Zimny marzec i początek kwietnia sprawiły, że wiele ptaków postanowiło opóźnić swój powrót do Polski i naszego regionu.
Doktor Jarosław Sułek, ornitolog i wiceprezes Towarzystwa Badań i Ochrony Przyrody w Kielcach mówi, że tę małą liczbę ptaków doskonale widać, kiedy porównamy obecną sytuację do ubiegłorocznej.

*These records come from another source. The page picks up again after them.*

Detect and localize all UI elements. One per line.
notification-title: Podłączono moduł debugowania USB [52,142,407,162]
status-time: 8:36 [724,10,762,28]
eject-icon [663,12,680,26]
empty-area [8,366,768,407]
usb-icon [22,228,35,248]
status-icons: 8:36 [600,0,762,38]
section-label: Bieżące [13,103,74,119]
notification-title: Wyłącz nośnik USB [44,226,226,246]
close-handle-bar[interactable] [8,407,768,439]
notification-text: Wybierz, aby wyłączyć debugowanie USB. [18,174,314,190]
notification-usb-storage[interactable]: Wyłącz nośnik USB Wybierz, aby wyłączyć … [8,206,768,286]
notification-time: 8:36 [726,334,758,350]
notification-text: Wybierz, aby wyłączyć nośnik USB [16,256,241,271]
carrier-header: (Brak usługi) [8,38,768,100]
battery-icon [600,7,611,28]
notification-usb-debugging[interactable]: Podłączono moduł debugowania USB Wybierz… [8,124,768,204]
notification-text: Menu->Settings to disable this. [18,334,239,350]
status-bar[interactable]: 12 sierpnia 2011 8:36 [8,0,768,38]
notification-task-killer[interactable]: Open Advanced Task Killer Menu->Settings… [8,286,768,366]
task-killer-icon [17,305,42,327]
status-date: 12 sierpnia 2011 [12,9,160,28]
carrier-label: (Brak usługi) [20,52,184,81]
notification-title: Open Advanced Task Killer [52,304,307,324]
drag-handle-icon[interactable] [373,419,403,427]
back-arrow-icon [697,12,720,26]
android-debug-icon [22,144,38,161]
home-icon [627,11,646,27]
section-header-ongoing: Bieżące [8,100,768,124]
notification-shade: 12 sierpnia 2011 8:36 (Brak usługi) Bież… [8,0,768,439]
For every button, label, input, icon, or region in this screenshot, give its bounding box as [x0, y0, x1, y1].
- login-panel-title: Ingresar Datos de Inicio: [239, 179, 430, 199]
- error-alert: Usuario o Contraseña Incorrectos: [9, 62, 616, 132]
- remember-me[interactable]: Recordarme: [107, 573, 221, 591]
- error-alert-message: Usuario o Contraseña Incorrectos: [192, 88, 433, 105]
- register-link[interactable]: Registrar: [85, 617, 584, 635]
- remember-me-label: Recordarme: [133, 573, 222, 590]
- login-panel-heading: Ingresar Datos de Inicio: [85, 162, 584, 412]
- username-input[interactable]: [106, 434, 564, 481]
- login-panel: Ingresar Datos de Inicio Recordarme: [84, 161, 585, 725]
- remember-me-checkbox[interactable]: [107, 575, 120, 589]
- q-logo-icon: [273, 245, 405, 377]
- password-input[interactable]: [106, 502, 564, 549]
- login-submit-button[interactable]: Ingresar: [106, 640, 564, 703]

– Dwa, trzy tygodnie później przyleciały gołębie grzywacze. W ubiegłym roku o tej porze mieliśmy już wszędzie dużo jaskółek dymówek, teraz obserwowane są pojedyncze sztuki. Ja sam kilka dni temu widziałem osiem sztuk nad stawem w Wodzisławiu – mówi ornitolog.
Przedłużająca się zima sprawiła, że swoją aktywność opóźniły owady. Przewidziały to ptaki żywiące się insektami i bardzo mało przedstawicieli tych gatunków już wróciło do Polski. Również ptaki drapieżne w większości zostały jeszcze na południu. Doktor Jarosław Sułek mówi, że rzadkie są również bociany, które zwykle masowo przylatują pod koniec marca.
– Widzieliśmy już na gniazdach bociany. Są już w Polsce i naszym regionie, ale spodziewamy się, że większość z nich przyleci, kiedy zrobi się cieplej. Opóźnienie przylotu bocianów również jest związane z zimną wiosną – tłumaczy przyrodnik.
Doktor Jarosław Sułek uspokaja, że późniejszy przylot nie zaszkodzi ptakom. Może być im jedynie trochę trudniej znaleźć dobre miejsce lęgowe, bo te zajmują zwierzęta, które podejmują ryzyko i przylatują najwcześniej.